Open tmpuch opened 10 months ago
Hi - thanks for raising this & sorry for the delayed response!
It's likely that the sample doesn't quite support LiLT out of the box yet, but the LiltForTokenClassification.forward()
interface is very similar to LayoutLM/etc so I hope it wouldn't be too difficult to add... And would certainly be interested to add it if I have time or anybody wants to raise a PR!
I'm not quite sure from the LiLT bbox
doc yet whether the "normalized" (x0, y0, x1, y1) coordinates would need to be handled differently than our current 1000-vocabulary handling for LayoutLM.

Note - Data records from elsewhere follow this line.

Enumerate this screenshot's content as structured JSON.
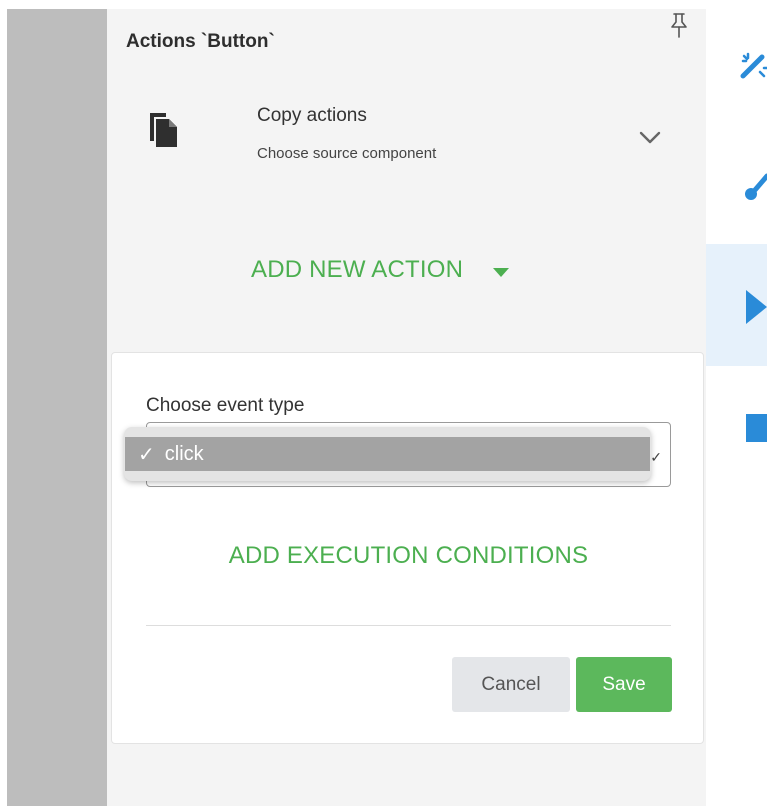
{
  "panel": {
    "title": "Actions `Button`",
    "icons": {
      "pin": "pin-icon"
    }
  },
  "copy_actions": {
    "title": "Copy actions",
    "subtitle": "Choose source component",
    "icon": "copy-icon",
    "chevron": "chevron-down-icon"
  },
  "add_new_action": {
    "label": "ADD NEW ACTION",
    "icon": "caret-down-icon"
  },
  "action_form": {
    "event_label": "Choose event type",
    "event_select": {
      "selected": "click",
      "options": [
        "click"
      ]
    },
    "add_execution_conditions": "ADD EXECUTION CONDITIONS",
    "cancel_label": "Cancel",
    "save_label": "Save"
  },
  "right_toolbar": {
    "icons": [
      "magic-wand-icon",
      "brush-icon",
      "play-icon",
      "stop-icon"
    ],
    "active": "play-icon"
  },
  "colors": {
    "accent_green": "#4caf50",
    "save_green": "#5cb85c",
    "toolbar_blue": "#2a8bd8",
    "panel_bg": "#f4f4f4",
    "gutter_gray": "#bdbdbd"
  }
}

We mostly use AutoTokenizer/AutoModel/etc in the training script but there are some departures from this to deal with LayoutLMv2 vs LayoutXLM (which share a lot of tokenizer/processor logic but not quite everything)... So it might be there are some tweaks needed here to correctly handle LiLT as well.
...But as a first pass it's probably well worth just setting model_name_or_path
hyperparam to DLVCLab/lilt-roberta-en-base to see how close it is to working already?
I wanted to ask if this solution would currently support Language-Independent Layout Transformer - RoBERTa model (LiLT)?
If not, I wanted to request that the inference code be updated to support a LiLT model.